In a cursor, BLOB fields can accept strings, bytes objects, and memoryview objects. When reading BLOB fields, a memoryview object is returned.

Add a record with a BLOB field using a .png file.

import arcpy

data = open("c:/images/image1.png", "rb").read()
with arcpy.da.InsertCursor("c:/data/fgdb.gdb/fc", ['imageblob']) as cursor:
    cursor.insertRow([data])

Read a BLOB field as a memoryview object and write to a .png file.

import arcpy

with arcpy.da.SearchCursor("c:/data/fgdb.gdb/fc", ["imageblob"]) as cursor:
    memview = cursor.next()[0]
    open("c:/images/image1_copy.png", "wb").write(memview.tobytes())

Raster fields

A raster field can store raster data in or alongside the geodatabase.

In a search cursor, values from a raster field are read as a Raster object. Update and insert cursor do not support raster fields.

Read a raster field and write to a .tif file.

import arcpy

with arcpy.da.SearchCursor("c:/data/fgdb.gdb/fc", ['imag']) as cursor:
    raster = cursor.next()[0]
    raster.save("c:/images/image.tiff")

Big Integer fields

A Big Integer field can store an integer between -2 53 and 253-1

Add a record with a Big Integer field using an integer above 231.

import arcpy

with arcpy.da.InsertCursor("c:/data/fgdb.gdb/fc", ["Population"]) as cursor:
    cursor.insertRow(7654321000)

Annotaton fields

In ArcGIS, annotation objects use a blob to store annotation graphics in an efficient structure.
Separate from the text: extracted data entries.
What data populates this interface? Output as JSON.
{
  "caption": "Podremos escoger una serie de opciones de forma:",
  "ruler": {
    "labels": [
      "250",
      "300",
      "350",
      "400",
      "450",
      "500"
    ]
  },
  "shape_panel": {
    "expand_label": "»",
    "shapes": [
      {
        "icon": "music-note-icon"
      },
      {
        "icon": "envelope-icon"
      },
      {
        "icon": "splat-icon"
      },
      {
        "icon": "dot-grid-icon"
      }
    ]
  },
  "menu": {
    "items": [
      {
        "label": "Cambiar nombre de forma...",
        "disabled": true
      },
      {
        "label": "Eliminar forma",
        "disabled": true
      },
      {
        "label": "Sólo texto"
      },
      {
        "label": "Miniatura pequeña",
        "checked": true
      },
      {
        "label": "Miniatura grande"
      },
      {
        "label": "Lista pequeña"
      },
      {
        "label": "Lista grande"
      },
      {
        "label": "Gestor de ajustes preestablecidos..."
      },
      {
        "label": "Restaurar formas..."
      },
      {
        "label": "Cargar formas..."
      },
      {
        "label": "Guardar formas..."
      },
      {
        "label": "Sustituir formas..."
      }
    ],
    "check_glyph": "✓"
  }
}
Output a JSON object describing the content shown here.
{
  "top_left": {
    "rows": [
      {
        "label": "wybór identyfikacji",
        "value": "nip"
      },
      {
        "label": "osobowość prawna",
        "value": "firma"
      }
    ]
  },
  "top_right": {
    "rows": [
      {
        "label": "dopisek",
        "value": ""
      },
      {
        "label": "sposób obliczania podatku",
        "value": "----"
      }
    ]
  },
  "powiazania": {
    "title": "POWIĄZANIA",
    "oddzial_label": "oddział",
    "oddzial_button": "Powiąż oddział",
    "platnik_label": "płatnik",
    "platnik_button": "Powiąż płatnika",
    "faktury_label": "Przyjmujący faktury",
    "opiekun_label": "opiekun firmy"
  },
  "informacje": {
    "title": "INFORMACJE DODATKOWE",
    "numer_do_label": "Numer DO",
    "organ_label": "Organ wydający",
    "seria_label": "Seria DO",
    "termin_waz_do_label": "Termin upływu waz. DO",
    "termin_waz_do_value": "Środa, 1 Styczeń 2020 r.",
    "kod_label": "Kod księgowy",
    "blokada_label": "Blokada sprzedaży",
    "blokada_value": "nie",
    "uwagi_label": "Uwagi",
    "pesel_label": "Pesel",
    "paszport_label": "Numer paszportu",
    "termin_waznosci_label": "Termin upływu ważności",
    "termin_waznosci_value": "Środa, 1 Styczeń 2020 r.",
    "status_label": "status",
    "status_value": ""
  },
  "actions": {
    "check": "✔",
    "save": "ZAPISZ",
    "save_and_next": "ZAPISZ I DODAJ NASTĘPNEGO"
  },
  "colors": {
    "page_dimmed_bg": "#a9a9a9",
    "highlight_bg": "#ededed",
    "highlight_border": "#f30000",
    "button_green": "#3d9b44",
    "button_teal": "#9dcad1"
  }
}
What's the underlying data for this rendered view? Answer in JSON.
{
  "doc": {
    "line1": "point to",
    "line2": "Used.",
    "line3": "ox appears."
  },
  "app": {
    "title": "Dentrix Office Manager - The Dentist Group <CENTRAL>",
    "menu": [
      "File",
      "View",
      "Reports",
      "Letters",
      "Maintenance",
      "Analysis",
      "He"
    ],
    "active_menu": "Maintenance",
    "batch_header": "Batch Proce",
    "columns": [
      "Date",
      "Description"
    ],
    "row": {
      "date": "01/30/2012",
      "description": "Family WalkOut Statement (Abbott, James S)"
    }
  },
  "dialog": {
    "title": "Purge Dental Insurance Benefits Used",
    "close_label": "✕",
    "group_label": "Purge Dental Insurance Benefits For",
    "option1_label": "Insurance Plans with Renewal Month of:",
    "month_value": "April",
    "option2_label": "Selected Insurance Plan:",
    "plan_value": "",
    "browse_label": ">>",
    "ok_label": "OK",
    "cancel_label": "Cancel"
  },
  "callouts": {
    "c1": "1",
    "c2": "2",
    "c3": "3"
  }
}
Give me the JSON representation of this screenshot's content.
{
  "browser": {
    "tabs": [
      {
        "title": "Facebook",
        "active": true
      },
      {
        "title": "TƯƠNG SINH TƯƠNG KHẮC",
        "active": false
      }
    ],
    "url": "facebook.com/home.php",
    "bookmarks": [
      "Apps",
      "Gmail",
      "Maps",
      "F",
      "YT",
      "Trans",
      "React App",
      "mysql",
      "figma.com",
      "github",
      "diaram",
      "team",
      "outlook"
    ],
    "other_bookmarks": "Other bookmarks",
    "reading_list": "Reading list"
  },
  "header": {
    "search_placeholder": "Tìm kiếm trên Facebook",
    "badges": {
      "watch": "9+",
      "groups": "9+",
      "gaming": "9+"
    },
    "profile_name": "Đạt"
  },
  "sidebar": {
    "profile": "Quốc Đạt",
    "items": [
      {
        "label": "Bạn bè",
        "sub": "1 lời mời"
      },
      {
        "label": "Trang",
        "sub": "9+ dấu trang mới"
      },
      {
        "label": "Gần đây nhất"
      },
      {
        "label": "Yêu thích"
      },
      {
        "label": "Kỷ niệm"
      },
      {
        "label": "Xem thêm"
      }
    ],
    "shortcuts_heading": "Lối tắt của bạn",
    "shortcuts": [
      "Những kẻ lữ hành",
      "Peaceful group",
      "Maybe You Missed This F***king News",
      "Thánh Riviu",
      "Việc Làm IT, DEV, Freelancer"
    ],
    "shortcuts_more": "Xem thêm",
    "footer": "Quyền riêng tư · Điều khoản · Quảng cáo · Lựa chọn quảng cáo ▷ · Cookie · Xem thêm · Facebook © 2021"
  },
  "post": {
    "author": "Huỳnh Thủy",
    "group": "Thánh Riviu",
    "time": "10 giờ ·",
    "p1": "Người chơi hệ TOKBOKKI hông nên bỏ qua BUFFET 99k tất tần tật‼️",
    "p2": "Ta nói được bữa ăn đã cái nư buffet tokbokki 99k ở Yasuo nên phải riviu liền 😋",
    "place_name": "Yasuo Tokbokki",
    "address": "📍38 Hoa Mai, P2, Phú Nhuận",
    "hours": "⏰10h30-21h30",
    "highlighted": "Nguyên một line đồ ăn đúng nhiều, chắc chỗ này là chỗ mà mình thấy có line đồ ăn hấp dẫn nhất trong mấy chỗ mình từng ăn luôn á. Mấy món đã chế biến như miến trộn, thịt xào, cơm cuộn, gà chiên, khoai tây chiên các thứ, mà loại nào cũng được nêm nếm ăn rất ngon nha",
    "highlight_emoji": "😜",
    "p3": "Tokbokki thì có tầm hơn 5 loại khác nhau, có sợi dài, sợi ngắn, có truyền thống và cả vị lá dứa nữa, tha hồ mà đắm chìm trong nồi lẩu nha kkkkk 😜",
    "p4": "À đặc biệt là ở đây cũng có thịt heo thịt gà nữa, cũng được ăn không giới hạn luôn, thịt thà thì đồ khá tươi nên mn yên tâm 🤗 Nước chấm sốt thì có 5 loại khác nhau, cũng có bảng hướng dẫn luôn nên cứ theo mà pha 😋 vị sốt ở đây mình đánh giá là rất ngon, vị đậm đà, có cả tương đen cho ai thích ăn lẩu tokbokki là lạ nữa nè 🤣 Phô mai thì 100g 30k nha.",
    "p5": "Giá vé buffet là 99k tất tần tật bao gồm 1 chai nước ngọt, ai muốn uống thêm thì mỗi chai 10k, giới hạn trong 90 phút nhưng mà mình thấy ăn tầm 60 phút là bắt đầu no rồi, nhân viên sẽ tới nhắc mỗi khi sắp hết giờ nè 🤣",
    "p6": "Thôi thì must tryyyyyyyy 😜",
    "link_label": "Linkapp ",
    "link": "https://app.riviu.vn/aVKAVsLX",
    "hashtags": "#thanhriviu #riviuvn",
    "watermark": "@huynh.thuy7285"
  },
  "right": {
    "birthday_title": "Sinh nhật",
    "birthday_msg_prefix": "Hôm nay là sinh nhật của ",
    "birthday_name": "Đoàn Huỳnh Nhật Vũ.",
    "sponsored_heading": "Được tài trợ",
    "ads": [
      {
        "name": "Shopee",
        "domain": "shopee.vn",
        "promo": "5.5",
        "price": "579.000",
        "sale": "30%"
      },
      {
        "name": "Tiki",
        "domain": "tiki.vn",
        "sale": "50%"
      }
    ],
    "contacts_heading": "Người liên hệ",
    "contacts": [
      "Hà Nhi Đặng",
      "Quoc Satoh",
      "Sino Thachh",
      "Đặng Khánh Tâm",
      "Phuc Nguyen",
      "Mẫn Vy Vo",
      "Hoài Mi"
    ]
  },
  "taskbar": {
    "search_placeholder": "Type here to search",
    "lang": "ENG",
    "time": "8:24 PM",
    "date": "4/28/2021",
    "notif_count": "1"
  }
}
The cursor ANNO@ token returns an Annotation object which allows for access to the full text graphic of the annotation.

Print the text symbol property for halo size using a search cursor.

import arcpy

infc = "c:/data/fgdb.gdb/anno_fc"

# Enter a for loop for each feature
with arcpy.da.SearchCursor(infc, ['OID@','ANNO@']) as cursor:
    for row in cursor:
        # Access the current annotation feature's object and access the text graphic
        annoObj = row[1]
        cimTextGraphic = annoObj.getGraphic("V3")
        # Print a property of the text symbol
        print(f'Feature {row[0]} halo size: {cimTextGraphic.symbol.symbol.haloSize}')

Cursors and locking

Insert and update cursors honor table locks set by ArcGIS applications. Locks prevent multiple processes from changing the same table at the same time. There are two types of locks, shared and exclusive, described as follows:

  • A shared lock is applied anytime a table or dataset is accessed. Multiple shared locks can exist for a table, but no exclusive locks are permitted if a shared lock exists. Displaying a feature class and previewing a table are examples of when a shared lock would be applied.
  • Exclusive locks are applied when changes are made to a table or feature class. Editing and saving a feature class in a map, changing a table's schema, or using an insert cursor on a feature class in a Python IDE are examples of when an exclusive lock is applied by ArcGIS.

Update and insert cursors cannot be created for a table or feature class if an exclusive lock exists for that dataset. The UpdateCursor or InsertCursor function fails because of an exclusive lock on the dataset. If these functions successfully create a cursor, they apply an exclusive lock on the dataset so that two scripts cannot create an update or insert cursor on the same dataset.

Cursors support with statements to reset iteration and aid in removal of locks. However, using a del statement to delete the object or wrapping the cursor in a function to have the cursor object go out of scope should be considered to guard against all locking cases.

An edit session applies a shared lock to data during the edit session. An exclusive lock is applied when edits are saved. A dataset is not editable if an exclusive lock exists.